I think this is viewing things the wrong way round. The belief that men have the right to use female bodies in any way they see fit, is not niche — it is the norm. Incel culture is just one manifestation of it. Right-wing traditionalism is another, but so, too, is the way in which “progressive” men position access to prostituted women and surrogate mothers as a human right.

If we are going to call this terrorism, let’s include all of it

Having more socially acceptable ways to express your entitlement to female bodies — because you will use the traditions of your community, or can find a way to pay for what you require — does not make you a feminist. As long as you believe access to these bodies is your right, you are merely an incel manqué. 

As a feminist who believes biological sex exists, I have encountered plenty of incel-style language, albeit from people who have been more skilled at framing their grievances against womankind. I am no longer shocked at women being told they should be raped to death, or locked away in breeding pens. Nor am I surprised at all the nice, normal men who, in debates on self ID in refuges and prisons, believe the validation of male feelings are worth a few more rapes. 
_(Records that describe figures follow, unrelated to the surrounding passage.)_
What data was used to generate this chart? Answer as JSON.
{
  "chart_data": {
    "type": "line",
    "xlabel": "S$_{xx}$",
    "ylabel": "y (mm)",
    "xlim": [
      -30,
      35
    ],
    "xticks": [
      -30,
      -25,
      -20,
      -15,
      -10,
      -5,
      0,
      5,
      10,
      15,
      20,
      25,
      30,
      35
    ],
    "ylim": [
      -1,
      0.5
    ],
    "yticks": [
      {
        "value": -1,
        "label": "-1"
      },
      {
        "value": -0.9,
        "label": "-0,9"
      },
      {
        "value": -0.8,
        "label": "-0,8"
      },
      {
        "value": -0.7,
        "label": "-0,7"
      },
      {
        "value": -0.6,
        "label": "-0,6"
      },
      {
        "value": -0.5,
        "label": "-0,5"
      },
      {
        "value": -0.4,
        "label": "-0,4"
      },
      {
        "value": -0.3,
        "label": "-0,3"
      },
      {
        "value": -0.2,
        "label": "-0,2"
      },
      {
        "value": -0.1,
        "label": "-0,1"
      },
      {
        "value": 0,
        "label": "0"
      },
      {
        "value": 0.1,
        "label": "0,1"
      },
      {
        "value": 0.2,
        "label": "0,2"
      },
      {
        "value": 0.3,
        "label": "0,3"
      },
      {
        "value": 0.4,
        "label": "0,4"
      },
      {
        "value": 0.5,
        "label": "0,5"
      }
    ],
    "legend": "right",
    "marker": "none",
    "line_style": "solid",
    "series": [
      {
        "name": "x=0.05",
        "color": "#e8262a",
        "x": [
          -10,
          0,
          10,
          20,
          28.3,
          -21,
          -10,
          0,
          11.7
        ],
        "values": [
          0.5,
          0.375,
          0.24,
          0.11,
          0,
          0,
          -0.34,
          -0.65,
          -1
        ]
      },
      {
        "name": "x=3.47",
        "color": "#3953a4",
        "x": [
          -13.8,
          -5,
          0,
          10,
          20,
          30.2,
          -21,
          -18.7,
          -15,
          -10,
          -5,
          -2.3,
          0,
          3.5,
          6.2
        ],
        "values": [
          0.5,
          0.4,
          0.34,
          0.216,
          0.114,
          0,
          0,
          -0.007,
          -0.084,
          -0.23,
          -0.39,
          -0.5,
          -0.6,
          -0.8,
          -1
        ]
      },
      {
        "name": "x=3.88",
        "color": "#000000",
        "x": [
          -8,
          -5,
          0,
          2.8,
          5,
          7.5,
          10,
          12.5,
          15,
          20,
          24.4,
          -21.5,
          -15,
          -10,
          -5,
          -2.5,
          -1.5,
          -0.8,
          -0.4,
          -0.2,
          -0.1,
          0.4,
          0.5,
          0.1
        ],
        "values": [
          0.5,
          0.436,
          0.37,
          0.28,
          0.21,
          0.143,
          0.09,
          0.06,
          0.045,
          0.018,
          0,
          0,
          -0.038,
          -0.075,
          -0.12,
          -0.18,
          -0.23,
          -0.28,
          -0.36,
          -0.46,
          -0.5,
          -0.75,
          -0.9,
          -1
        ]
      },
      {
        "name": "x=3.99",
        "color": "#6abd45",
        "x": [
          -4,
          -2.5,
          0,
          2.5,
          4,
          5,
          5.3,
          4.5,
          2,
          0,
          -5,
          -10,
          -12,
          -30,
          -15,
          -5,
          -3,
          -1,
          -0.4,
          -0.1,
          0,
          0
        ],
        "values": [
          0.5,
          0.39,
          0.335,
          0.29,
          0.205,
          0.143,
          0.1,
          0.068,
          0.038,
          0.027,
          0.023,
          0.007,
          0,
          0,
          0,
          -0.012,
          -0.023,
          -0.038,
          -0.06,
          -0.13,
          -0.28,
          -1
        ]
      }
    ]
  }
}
These men will say they hate incels, telling feminists they’re the ones we should be fighting (as though ending male violence is women’s work, with men themselves as the project managers). But the vast majority of male violence against women is not committed by incels. Most women who die at the hands of men do not die at the hands of fully paid-up members of the manosphere. If we are going to call this terrorism, let’s include all of it, and let’s include all of the rhetoric that feeds into it. 

Future men such as my sons can be encouraged to cry, play with dolls, reject all the superficial, uncool trappings of “toxic masculinity”. Nonetheless, all too often I see men who push for this change remain incapable of interacting with women as though we are their moral and intellectual equals. They’re happy to smash the patriarchy as far as it constrains them, but cannot comprehend why they still run up against the brick wall that is independent female subjectivity. Why, they demand, can’t that be theirs to dismantle, too?

A world without incels — a world without rapists — would be one in which men would have to deal with the complete, impermeable, exclusionary personhood of women more and more. I think it would be a better world for everyone, but it will never come into being if we continue to lie about the cost. In the meantime, those who benefit from women’s “constant state of intimidation” need to recognise their complicity in how it is achieved.